Background: The 31st of December 2019 was when the World Health Organization received a report about an outbreak of pneumonia of unknown etiology in the Chinese city of Wuhan. The outbreak was the result of the novel virus labeled as SARS-CoV-2, which spread to about 220 countries and caused approximately 3,311,780 deaths, infecting more than 159,319,384 people by May 12th, of 2021. The virus caused a worldwide pandemic leading to panic, quarantines, and lockdowns - although none of its predecessors from the coronavirus family have ever achieved such a scale. The key to understanding the global success of SARS-CoV-2 is hidden in its genome.
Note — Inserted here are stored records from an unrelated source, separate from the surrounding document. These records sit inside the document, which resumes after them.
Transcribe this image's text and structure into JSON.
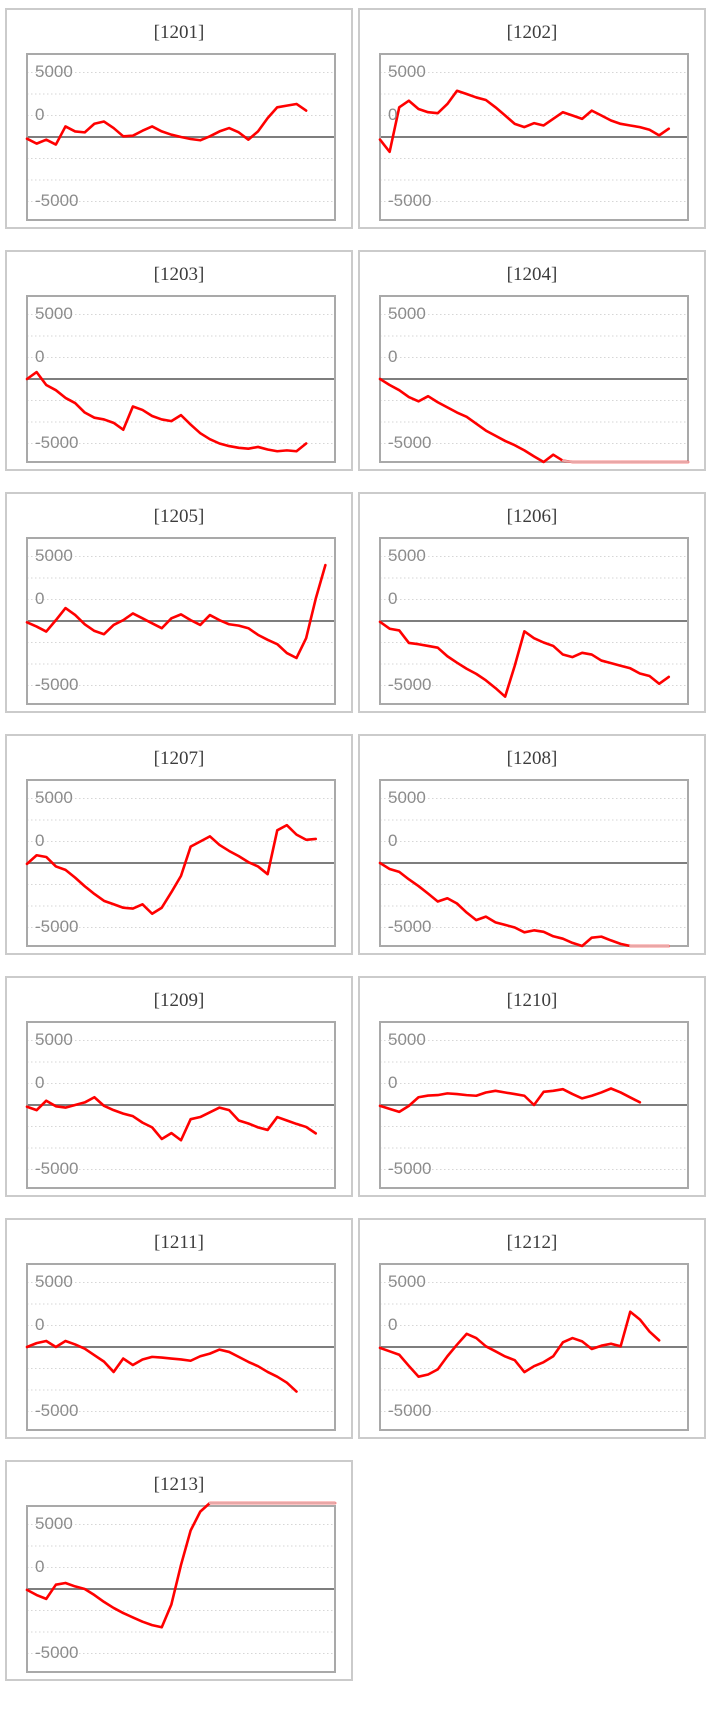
{
  "style": {
    "line_color": "#ff0000",
    "edge_riding_line_color": "#e9a6a6",
    "grid_color": "#d6d6d6",
    "zero_line_color": "#7e7e7e",
    "plot_border_color": "#a9a9a9",
    "card_border_color": "#cbcbcb",
    "axis_label_color": "#8c8c8c",
    "title_color": "#3c3c3c",
    "background": "#ffffff"
  },
  "chart_data": {
    "type": "line",
    "layout": "small-multiples, 2 columns, 13 panels; x axis is an unlabeled sample index; dotted gridlines every 2500; solid gray line at 0",
    "ylim": [
      -9650,
      9650
    ],
    "gridline_step": 2500,
    "ytick_labels": [
      "5000",
      "0",
      "-5000"
    ],
    "series": [
      {
        "machine": "1201",
        "name": "[1201]",
        "values": [
          -200,
          -770,
          -310,
          -880,
          1230,
          650,
          540,
          1540,
          1800,
          1040,
          80,
          150,
          730,
          1230,
          650,
          270,
          0,
          -230,
          -380,
          80,
          650,
          1040,
          540,
          -310,
          650,
          2190,
          3455,
          3650,
          3840,
          3070
        ]
      },
      {
        "machine": "1202",
        "name": "[1202]",
        "values": [
          -300,
          -1730,
          3455,
          4220,
          3260,
          2880,
          2765,
          3840,
          5375,
          5000,
          4600,
          4300,
          3455,
          2500,
          1530,
          1150,
          1610,
          1340,
          2110,
          2880,
          2500,
          2110,
          3070,
          2500,
          1920,
          1530,
          1340,
          1150,
          840,
          190,
          960
        ]
      },
      {
        "machine": "1203",
        "name": "[1203]",
        "values": [
          0,
          800,
          -700,
          -1300,
          -2200,
          -2800,
          -3900,
          -4500,
          -4700,
          -5100,
          -5900,
          -3200,
          -3600,
          -4300,
          -4700,
          -4900,
          -4200,
          -5300,
          -6300,
          -7000,
          -7500,
          -7800,
          -8000,
          -8100,
          -7900,
          -8200,
          -8400,
          -8300,
          -8400,
          -7500
        ]
      },
      {
        "machine": "1204",
        "name": "[1204]",
        "values": [
          0,
          -700,
          -1300,
          -2100,
          -2600,
          -2000,
          -2700,
          -3300,
          -3900,
          -4400,
          -5200,
          -6000,
          -6600,
          -7200,
          -7700,
          -8300,
          -9000,
          -9650,
          -8800,
          -9500,
          -9650,
          -9650,
          -9650,
          -9650,
          -9650,
          -9650,
          -9650,
          -9650,
          -9650,
          -9650,
          -9650,
          -9650,
          -9650
        ]
      },
      {
        "machine": "1205",
        "name": "[1205]",
        "values": [
          -150,
          -650,
          -1230,
          100,
          1500,
          700,
          -380,
          -1150,
          -1540,
          -460,
          100,
          880,
          310,
          -270,
          -840,
          310,
          770,
          100,
          -460,
          690,
          100,
          -380,
          -540,
          -840,
          -1610,
          -2190,
          -2690,
          -3730,
          -4300,
          -2000,
          2600,
          6500
        ]
      },
      {
        "machine": "1206",
        "name": "[1206]",
        "values": [
          -100,
          -900,
          -1100,
          -2550,
          -2700,
          -2900,
          -3100,
          -4100,
          -4850,
          -5550,
          -6150,
          -6900,
          -7800,
          -8800,
          -5200,
          -1200,
          -2000,
          -2500,
          -2900,
          -3900,
          -4200,
          -3700,
          -3900,
          -4600,
          -4900,
          -5200,
          -5500,
          -6100,
          -6400,
          -7300,
          -6500
        ]
      },
      {
        "machine": "1207",
        "name": "[1207]",
        "values": [
          -100,
          900,
          700,
          -400,
          -800,
          -1700,
          -2700,
          -3600,
          -4400,
          -4800,
          -5200,
          -5300,
          -4800,
          -5900,
          -5200,
          -3400,
          -1500,
          1900,
          2500,
          3100,
          2100,
          1400,
          800,
          100,
          -400,
          -1300,
          3800,
          4400,
          3300,
          2700,
          2800
        ]
      },
      {
        "machine": "1208",
        "name": "[1208]",
        "values": [
          0,
          -700,
          -1030,
          -1900,
          -2680,
          -3560,
          -4480,
          -4100,
          -4710,
          -5760,
          -6640,
          -6240,
          -6900,
          -7200,
          -7500,
          -8060,
          -7830,
          -8000,
          -8520,
          -8800,
          -9290,
          -9650,
          -8680,
          -8560,
          -9000,
          -9400,
          -9650,
          -9650,
          -9650,
          -9650,
          -9650
        ]
      },
      {
        "machine": "1209",
        "name": "[1209]",
        "values": [
          -200,
          -600,
          500,
          -150,
          -300,
          0,
          300,
          900,
          -100,
          -600,
          -1000,
          -1300,
          -2050,
          -2600,
          -3950,
          -3265,
          -4100,
          -1650,
          -1400,
          -850,
          -300,
          -600,
          -1800,
          -2150,
          -2600,
          -2900,
          -1400,
          -1800,
          -2200,
          -2550,
          -3300
        ]
      },
      {
        "machine": "1210",
        "name": "[1210]",
        "values": [
          -100,
          -450,
          -800,
          -100,
          900,
          1100,
          1150,
          1350,
          1270,
          1150,
          1075,
          1450,
          1650,
          1450,
          1270,
          1075,
          0,
          1530,
          1650,
          1840,
          1270,
          770,
          1075,
          1460,
          1920,
          1460,
          880,
          310
        ]
      },
      {
        "machine": "1211",
        "name": "[1211]",
        "values": [
          0,
          450,
          700,
          0,
          700,
          300,
          -200,
          -950,
          -1700,
          -2900,
          -1340,
          -2100,
          -1450,
          -1150,
          -1230,
          -1340,
          -1450,
          -1600,
          -1075,
          -770,
          -300,
          -575,
          -1150,
          -1730,
          -2230,
          -2900,
          -3450,
          -4150,
          -5180
        ]
      },
      {
        "machine": "1212",
        "name": "[1212]",
        "values": [
          -100,
          -500,
          -900,
          -2200,
          -3450,
          -3200,
          -2600,
          -1075,
          270,
          1530,
          1040,
          80,
          -500,
          -1100,
          -1530,
          -2920,
          -2230,
          -1760,
          -1075,
          540,
          1040,
          650,
          -230,
          150,
          380,
          80,
          4100,
          3200,
          1800,
          770
        ]
      },
      {
        "machine": "1213",
        "name": "[1213]",
        "values": [
          -100,
          -700,
          -1150,
          500,
          700,
          300,
          0,
          -700,
          -1500,
          -2200,
          -2800,
          -3300,
          -3800,
          -4200,
          -4450,
          -1800,
          2800,
          6800,
          9000,
          10000,
          10000,
          10000,
          10000,
          10000,
          10000,
          10000,
          10000,
          10000,
          10000,
          10000,
          10000,
          10000,
          10000
        ]
      }
    ]
  }
}
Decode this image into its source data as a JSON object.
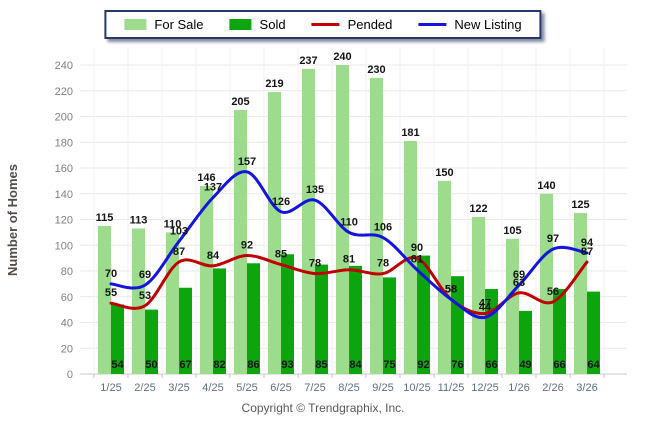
{
  "footer": {
    "copyright": "Copyright © Trendgraphix, Inc."
  },
  "chart_data": {
    "type": "combo",
    "categories": [
      "1/25",
      "2/25",
      "3/25",
      "4/25",
      "5/25",
      "6/25",
      "7/25",
      "8/25",
      "9/25",
      "10/25",
      "11/25",
      "12/25",
      "1/26",
      "2/26",
      "3/26"
    ],
    "series": [
      {
        "name": "For Sale",
        "kind": "bar",
        "color": "#9ddb8d",
        "values": [
          115,
          113,
          110,
          146,
          205,
          219,
          237,
          240,
          230,
          181,
          150,
          122,
          105,
          140,
          125
        ]
      },
      {
        "name": "Sold",
        "kind": "bar",
        "color": "#0da50d",
        "values": [
          54,
          50,
          67,
          82,
          86,
          93,
          85,
          84,
          75,
          92,
          76,
          66,
          49,
          66,
          64
        ]
      },
      {
        "name": "Pended",
        "kind": "line",
        "color": "#c00000",
        "values": [
          55,
          53,
          87,
          84,
          92,
          85,
          78,
          81,
          78,
          90,
          58,
          47,
          63,
          56,
          87
        ]
      },
      {
        "name": "New Listing",
        "kind": "line",
        "color": "#1414e0",
        "values": [
          70,
          69,
          103,
          137,
          157,
          126,
          135,
          110,
          106,
          81,
          58,
          44,
          69,
          97,
          94
        ]
      }
    ],
    "title": "",
    "xlabel": "",
    "ylabel": "Number of Homes",
    "ylim": [
      0,
      240
    ],
    "ytick_step": 20,
    "grid": true,
    "value_labels": true,
    "legend_position": "top-center"
  }
}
Materials and Methods: We retrieved data for 329,942 SARS-CoV-2 records uploaded to the GISAID database from the beginning of the pandemic until the 8th of January 2021. To process the data, a Python variant detection script was developed, using pairwise2 from the BioPython library. Pandas, Matplotlib, and Seaborn, were applied to visualize the data. Genomic coordinates were obtained from the UCSC Genome Browser (https://genome.ucsc.edu/). Sequence alignments were performed for every gene separately. Genomes less than 26,000 nucleotides long were excluded from the research. Clustering was performed using HDBScan.
Results: Here, we addressed the genetic variability of SARS-CoV-2 using 329,942 worldwide samples. The analysis yielded 155 genome variations (SNPs and deletions) in more than 0.3% of the sequences. Nine common SNPs were present in more than 20% of the samples. Clustering results suggested that a proportion of people (2.46%) were infected with a distinct subtype of the B.1.1.7 variant. The subtype may be characterized by four to six additional mutations, with four being a more frequent option (G28881A, G28882A, and G28883C in the N gene, A23403G in S, A28095T in ORF8, G25437T in ORF3a). Two clusters were formed by mutations in the samples uploaded predominantly by Denmark and Australia, which may indicate the emergence of "Danish" and "Australian" variants. Five clusters were linked to increased/decreased age, shifted gender ratio, or both. According to a correlation coefficient matrix, 69 mutations correlate with at least one other mutation (correlation coefficient greater than 0.7). We also addressed the completeness of the GISAID database, where between 77% and 93% of the fields were either left blank or filled incorrectly. Metadata mining analysis has led to a hypothesis about gender inequality in medical care in certain countries. Finally, we found ORF6 and E as the most conserved genes (96.15% and 94.66% of the sequences totally match the reference, respectively), making them potential targets for vaccines and treatment. Our results indicate areas of the SARS-CoV-2 genome that researchers can focus on for further structural and functional analysis.